The blood drive is part of the Red Cross’ City Blood Challenge 2013, a competition between Northern California cities to “combat the threat of summer blood shortages and to increase awareness about the constant need for blood.”
One could argue that if there’s this vampiric need for blood, opening up a whole other artery of potential donors would be a good thing. Automatically disqualifying any man who’s ever had sex with another man — and when you think about it like that, who are we fooling? — is not only discriminatory, despite the FDA’s arguments, but also extremely stigmatizing.

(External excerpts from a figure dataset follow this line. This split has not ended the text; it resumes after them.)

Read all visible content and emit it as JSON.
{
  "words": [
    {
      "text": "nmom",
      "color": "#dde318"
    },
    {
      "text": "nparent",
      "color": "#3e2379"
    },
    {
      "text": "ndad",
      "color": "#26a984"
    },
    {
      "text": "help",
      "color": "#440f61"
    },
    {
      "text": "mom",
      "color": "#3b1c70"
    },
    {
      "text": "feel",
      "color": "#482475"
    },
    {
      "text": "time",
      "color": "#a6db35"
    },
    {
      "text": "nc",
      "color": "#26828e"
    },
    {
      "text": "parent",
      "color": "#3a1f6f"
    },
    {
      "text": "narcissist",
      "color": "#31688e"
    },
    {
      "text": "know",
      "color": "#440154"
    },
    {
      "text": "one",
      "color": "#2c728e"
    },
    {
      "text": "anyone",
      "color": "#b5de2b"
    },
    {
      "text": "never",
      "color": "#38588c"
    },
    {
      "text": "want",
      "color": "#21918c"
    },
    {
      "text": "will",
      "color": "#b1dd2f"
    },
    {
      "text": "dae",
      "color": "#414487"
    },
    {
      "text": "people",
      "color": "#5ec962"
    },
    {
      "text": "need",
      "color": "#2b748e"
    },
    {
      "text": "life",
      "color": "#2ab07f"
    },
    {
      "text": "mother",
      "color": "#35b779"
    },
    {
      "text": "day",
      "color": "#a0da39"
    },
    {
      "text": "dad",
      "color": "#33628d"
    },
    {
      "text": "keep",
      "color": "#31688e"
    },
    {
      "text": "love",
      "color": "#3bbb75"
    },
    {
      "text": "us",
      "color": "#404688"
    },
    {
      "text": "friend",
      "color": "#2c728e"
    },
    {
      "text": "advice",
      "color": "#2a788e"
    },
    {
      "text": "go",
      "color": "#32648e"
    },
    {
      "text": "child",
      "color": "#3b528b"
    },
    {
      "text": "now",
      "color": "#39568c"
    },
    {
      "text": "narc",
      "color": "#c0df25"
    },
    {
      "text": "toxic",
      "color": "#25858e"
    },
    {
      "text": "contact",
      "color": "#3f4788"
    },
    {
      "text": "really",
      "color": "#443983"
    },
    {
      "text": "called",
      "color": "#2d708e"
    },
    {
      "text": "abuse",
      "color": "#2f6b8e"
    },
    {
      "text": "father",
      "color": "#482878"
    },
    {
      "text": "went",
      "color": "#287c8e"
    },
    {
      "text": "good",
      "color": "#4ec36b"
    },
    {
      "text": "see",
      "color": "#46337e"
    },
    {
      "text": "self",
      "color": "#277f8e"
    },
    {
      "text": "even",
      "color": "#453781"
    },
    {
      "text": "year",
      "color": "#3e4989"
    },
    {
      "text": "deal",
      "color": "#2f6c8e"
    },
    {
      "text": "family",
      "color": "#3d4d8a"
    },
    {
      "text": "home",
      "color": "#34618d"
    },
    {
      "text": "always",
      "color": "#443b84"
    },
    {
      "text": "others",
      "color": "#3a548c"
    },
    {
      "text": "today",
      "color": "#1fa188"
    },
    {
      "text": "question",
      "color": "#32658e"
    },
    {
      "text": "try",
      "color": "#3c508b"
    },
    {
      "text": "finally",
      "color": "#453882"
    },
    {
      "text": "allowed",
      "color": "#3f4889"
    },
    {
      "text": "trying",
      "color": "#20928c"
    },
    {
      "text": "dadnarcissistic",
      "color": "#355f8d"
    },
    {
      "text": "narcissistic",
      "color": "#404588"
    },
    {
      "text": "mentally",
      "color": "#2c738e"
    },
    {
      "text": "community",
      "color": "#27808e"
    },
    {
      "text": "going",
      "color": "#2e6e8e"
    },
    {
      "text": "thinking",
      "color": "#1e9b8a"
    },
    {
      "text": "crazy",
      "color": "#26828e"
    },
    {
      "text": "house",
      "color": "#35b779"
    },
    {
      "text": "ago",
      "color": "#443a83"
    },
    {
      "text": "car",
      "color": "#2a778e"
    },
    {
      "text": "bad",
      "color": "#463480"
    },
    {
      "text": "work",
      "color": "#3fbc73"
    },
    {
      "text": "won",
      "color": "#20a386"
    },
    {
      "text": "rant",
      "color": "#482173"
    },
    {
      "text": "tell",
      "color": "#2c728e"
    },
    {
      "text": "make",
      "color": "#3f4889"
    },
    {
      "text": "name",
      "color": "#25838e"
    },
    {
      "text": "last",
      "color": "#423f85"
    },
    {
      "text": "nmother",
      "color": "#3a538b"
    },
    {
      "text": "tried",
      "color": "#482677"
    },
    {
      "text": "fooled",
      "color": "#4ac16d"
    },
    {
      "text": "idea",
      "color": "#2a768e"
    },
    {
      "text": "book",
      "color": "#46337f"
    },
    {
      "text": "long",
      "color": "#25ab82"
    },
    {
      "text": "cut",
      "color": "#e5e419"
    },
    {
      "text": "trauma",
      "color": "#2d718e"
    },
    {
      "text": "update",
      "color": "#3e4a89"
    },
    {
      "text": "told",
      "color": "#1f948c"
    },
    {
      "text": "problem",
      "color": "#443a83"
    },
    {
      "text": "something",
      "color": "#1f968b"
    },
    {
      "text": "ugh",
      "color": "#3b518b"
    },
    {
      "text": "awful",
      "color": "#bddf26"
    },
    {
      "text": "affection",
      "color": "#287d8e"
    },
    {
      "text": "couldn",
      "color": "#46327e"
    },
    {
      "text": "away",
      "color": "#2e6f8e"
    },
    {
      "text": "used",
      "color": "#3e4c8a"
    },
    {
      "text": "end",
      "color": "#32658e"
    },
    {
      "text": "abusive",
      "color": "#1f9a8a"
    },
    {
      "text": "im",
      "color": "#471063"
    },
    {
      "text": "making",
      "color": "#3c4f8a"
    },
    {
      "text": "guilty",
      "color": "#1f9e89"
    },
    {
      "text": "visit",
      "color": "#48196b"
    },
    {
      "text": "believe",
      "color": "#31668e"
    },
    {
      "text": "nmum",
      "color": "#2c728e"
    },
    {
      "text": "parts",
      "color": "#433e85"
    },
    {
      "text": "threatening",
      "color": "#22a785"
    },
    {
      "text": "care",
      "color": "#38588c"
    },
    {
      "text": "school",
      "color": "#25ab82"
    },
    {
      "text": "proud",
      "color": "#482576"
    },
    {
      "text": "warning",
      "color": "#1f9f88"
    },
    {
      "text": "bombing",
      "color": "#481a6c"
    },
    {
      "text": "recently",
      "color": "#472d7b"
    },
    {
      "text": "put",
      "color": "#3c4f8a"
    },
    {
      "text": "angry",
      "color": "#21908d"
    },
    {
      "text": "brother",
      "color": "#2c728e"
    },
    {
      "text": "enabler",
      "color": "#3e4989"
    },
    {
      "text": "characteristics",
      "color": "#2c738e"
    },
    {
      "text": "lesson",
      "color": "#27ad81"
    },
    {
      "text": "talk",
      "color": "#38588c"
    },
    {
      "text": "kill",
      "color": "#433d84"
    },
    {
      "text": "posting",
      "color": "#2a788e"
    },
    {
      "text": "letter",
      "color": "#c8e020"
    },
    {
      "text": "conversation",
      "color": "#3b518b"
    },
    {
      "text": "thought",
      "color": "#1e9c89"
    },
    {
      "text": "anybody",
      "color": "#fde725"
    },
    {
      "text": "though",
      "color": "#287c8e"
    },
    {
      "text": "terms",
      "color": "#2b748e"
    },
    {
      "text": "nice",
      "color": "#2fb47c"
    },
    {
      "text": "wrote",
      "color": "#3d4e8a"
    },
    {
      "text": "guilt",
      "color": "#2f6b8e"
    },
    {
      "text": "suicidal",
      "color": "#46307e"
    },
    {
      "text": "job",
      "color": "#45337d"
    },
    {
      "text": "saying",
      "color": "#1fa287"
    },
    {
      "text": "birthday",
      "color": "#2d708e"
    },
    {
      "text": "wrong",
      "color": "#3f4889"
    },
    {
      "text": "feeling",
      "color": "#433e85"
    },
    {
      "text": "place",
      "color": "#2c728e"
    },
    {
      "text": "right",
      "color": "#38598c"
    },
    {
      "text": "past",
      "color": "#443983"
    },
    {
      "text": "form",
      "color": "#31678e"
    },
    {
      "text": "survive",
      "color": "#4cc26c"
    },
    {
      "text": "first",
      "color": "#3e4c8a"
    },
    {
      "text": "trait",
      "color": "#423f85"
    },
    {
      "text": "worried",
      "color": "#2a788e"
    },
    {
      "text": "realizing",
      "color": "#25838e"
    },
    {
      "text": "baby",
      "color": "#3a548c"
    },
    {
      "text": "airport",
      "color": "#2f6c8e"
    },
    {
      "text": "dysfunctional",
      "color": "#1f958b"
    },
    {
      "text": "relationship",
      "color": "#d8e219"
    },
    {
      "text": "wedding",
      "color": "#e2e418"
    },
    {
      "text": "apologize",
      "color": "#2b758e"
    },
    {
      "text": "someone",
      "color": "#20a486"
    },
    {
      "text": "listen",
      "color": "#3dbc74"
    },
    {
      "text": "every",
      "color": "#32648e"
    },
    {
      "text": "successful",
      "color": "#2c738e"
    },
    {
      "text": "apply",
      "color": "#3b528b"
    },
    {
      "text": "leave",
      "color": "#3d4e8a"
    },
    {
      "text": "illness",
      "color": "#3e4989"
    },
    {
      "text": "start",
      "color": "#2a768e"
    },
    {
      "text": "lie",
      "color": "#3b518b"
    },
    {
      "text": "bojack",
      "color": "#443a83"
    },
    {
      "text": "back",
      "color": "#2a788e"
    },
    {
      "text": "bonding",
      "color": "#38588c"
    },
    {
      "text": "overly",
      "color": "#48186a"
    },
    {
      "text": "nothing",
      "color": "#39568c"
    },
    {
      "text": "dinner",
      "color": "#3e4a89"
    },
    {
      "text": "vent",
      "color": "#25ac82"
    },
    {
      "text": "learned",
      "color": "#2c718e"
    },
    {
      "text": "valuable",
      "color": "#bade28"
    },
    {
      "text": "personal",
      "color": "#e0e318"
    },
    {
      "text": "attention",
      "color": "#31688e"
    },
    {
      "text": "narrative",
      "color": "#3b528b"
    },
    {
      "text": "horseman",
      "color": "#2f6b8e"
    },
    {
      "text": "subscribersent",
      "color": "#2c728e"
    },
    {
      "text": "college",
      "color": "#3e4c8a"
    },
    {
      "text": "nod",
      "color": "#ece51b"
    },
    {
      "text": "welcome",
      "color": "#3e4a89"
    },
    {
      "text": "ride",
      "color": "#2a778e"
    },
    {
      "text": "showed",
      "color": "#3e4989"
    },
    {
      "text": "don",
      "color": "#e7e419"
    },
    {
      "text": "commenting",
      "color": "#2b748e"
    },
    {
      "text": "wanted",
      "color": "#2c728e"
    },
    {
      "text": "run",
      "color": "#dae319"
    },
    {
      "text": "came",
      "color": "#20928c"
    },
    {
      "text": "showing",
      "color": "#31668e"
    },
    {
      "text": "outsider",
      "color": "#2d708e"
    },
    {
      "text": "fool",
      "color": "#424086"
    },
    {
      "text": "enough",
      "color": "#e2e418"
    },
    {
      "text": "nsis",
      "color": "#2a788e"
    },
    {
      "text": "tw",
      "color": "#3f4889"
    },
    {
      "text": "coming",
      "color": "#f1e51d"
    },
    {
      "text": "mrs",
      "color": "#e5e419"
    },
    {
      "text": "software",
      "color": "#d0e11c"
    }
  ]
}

A scarlet GAY, if you will.
But as a mayor, Low has an obligation to ensure the public good…so what should he do?
UPDATE: Mayor Evan Low provided us with the following quote: “Many public institutions have nondiscrimination policies in place and I urge the FDA to revisit its discriminatory policy. The LGBT community has a tradition of putting the community at large ahead of its own interests– by serving in the armed forces, serving in the Boy Scouts while hiding their identity, and by wishing to donate blood. As an elected official, my commitment and duty is to the greater good of all people.”